At a budget workshop, finance staff presented a corrected total expense budget “of just over $73,000,000,” Miss Morgan told the board. That package, she said, includes about $4.1 million in capital improvement requests, 33 new position requests totaling nearly $3 million if all are approved, roughly $450,000 in equipment, a $500,000 contingency and $5.3 million in debt service.

The finance presentation also recommended trimming revenue estimates compared with last year’s proposal — including reductions to personal property receipts and local sales/use taxes and moving federal revenue that had been posted to a state line. “Halfway through the year, we were not even halfway to that amount,” Morgan said of a previous state sales‑tax estimate, and she recommended lowering that figure.

Chair of the board warned the group that at the equalized 39¢ rate the county would not generate enough revenue to maintain last year’s budget, saying, “we're 2 and a half million dollars in a hole.” Board members and staff modeled scenarios showing that a 3% across‑the‑board raise for current employees combined with a projected health‑insurance increase (staff used a 14.4% figure for planning) and a modest CIP would leave the county hundreds of millions short of the full requested package unless the tax rate changed or spending was cut.

Public safety leaders pressed for targeted additions: Chief Beam explained pressures on dispatch and ambulance coverage and said the county’s 9‑1‑1 fund — a recurring fee derived from cell‑phone collections — currently pays for two dispatch positions and could be used to fund a third or to cover a CAD system. “Call volume continues to go up 6% last year,” Chief Beam said, arguing additional recurrent non‑general‑fund resources could be employed.

After debate over which new positions were essential and which CIP projects to fund, the board prioritized a short list of hires for further consideration: a finance position, a tourism specialist role (a reclassification/reassignment rather than an additional full‑time net new hire in the board’s framing), one dispatcher (to be paid from E‑911 funds) and one firefighter. Board members also asked staff to use $1.5 million as a working “cut line” for CIP funding as they refine the budget.

County attorney Mister Popovich advised the board about advertising requirements: the body must publish the tax rate it intends to advertise and may reduce that advertised rate later but cannot increase it above the published figure without re‑advertising and holding another public hearing. “You’re gonna have to set out a public notice indicating what the tax rate is going to be,” he said, noting that the advertised number should cover the amount the board believes it will ultimately need.

With that constraint in mind and without full O&M totals stripped of all new positions, the board voted to advertise at 61¢ to preserve room to fund services and return with adjusted figures. Supervisor Tucker made the motion to advertise the rate, noting the board did not expect that figure to be the final rate: “I would like to say the 61%, quite frankly, so then we can back down off of it.” The motion passed 4–1.
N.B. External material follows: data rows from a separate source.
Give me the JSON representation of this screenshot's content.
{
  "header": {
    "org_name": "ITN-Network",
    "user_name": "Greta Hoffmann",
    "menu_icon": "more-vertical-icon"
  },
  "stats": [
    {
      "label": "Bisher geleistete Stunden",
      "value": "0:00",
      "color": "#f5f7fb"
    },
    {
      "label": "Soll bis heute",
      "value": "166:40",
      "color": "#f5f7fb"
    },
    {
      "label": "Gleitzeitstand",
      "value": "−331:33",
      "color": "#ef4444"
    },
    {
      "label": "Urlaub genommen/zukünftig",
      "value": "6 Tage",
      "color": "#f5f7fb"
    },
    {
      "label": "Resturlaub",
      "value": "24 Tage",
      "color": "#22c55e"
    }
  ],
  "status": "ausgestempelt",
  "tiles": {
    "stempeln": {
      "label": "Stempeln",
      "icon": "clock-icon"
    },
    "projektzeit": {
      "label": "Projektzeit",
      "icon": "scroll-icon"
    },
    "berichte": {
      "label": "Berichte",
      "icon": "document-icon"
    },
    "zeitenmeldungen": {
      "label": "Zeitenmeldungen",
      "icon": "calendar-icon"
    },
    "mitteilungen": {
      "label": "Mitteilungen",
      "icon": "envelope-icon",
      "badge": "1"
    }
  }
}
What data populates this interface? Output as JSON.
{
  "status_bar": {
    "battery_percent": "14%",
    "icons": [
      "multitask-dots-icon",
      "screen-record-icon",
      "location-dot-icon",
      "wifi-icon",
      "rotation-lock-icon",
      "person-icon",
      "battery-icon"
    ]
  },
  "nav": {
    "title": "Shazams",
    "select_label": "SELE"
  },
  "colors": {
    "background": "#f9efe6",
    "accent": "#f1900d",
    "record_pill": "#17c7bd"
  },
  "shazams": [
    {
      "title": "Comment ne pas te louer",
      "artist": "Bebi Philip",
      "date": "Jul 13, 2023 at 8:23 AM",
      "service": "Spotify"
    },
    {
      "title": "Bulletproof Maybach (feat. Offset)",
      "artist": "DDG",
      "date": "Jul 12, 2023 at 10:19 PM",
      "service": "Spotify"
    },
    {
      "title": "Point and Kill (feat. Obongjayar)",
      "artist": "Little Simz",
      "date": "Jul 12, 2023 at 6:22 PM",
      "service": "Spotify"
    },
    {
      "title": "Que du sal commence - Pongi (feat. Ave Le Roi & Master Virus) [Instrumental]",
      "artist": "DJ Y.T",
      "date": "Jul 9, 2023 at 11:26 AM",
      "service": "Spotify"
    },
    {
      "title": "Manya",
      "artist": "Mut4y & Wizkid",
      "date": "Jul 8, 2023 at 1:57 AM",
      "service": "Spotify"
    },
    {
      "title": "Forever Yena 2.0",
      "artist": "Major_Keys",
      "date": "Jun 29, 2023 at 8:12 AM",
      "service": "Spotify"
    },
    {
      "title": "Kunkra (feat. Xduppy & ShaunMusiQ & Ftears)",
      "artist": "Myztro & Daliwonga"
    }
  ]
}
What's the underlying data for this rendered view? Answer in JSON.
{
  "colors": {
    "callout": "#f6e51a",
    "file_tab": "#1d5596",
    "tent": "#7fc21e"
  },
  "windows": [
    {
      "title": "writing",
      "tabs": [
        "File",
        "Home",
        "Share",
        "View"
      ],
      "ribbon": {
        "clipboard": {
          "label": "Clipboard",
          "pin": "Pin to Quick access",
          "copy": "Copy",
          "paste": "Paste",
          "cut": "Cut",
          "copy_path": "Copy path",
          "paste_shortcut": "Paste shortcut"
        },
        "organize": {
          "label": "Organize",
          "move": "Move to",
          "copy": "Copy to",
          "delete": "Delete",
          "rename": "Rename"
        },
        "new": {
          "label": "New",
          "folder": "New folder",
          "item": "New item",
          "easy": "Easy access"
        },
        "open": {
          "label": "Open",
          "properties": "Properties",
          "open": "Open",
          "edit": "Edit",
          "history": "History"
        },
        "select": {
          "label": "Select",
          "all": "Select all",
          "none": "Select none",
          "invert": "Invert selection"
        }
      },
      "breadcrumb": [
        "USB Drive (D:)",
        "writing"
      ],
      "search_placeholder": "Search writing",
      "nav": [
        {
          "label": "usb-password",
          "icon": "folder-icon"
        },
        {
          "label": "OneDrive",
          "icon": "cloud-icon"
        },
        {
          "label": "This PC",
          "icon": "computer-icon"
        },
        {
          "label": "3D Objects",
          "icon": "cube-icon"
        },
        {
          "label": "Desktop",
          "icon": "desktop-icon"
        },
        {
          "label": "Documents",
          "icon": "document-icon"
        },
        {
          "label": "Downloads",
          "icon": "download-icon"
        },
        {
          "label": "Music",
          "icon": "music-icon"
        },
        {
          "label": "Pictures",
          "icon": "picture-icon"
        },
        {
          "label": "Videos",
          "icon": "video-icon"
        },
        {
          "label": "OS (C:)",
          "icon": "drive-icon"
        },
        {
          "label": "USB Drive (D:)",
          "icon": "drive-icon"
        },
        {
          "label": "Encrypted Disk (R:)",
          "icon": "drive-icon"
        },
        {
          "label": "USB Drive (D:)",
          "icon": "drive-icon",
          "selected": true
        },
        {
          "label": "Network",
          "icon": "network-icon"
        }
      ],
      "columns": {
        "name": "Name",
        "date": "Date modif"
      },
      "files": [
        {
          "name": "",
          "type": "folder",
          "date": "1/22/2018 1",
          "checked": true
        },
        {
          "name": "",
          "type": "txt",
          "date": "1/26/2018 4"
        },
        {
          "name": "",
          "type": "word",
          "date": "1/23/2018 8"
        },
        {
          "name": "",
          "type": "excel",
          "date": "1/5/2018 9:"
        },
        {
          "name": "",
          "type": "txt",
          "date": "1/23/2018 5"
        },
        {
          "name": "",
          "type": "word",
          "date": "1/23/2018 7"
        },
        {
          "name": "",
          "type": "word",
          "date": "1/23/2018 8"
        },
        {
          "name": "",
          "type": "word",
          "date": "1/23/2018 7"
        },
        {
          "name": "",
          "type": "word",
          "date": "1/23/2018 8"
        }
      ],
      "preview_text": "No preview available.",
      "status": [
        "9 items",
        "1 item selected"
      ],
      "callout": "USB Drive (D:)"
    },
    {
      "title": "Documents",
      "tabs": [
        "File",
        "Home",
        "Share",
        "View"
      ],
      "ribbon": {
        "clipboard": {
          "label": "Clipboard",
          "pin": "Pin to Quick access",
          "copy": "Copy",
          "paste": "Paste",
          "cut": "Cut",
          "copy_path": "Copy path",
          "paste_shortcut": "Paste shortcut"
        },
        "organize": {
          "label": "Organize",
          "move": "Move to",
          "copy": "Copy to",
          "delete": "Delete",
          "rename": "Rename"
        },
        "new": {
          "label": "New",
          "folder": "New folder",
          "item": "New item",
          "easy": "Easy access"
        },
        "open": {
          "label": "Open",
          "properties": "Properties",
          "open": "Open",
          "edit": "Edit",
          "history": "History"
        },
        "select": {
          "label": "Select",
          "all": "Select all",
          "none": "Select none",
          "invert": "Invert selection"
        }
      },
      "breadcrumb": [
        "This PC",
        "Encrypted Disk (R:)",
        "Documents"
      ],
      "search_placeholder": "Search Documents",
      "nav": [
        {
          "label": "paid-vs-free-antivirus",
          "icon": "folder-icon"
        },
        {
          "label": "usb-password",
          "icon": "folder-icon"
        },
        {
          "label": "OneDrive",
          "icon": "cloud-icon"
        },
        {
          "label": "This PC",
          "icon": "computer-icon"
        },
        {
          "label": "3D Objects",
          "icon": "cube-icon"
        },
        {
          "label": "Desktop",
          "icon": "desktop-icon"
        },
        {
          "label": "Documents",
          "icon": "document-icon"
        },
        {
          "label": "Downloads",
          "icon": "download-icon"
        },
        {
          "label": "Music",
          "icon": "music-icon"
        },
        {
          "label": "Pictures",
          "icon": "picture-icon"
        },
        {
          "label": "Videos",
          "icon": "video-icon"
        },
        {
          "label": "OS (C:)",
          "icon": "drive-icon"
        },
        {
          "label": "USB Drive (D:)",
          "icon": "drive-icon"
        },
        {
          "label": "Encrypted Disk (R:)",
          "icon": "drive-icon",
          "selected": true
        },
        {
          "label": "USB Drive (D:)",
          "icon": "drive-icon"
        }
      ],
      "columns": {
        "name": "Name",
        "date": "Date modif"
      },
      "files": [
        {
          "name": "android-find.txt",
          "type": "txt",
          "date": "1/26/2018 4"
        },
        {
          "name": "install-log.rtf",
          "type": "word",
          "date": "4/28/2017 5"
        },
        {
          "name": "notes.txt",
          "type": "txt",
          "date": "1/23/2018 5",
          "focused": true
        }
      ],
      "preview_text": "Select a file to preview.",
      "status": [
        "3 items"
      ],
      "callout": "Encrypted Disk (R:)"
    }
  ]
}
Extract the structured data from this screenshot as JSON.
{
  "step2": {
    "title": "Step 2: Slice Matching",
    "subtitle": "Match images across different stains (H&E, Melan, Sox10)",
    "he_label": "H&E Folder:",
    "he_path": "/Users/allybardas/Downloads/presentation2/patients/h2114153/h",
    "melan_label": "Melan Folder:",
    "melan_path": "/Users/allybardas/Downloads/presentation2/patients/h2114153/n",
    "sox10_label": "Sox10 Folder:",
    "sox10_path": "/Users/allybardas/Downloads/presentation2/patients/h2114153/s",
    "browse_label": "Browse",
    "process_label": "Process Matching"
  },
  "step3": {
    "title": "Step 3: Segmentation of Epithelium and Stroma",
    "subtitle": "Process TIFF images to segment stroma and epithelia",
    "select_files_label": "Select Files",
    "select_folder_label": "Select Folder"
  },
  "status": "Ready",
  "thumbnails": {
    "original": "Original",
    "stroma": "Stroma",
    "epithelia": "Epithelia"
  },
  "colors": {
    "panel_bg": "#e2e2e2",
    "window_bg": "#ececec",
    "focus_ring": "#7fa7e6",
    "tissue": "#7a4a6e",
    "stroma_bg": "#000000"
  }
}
Next steps: staff will recalculate operating and maintenance totals without the 33 position requests (the board asked to plan for 29 fewer new positions in preliminary work) and will return refined numbers, including a clarified schools request, to the board. The tax‑rate advertisement will be published per the legal timeline so the public hearing process can proceed; the board may reduce the rate later but cannot raise it above the advertised 61¢ without another advertising cycle.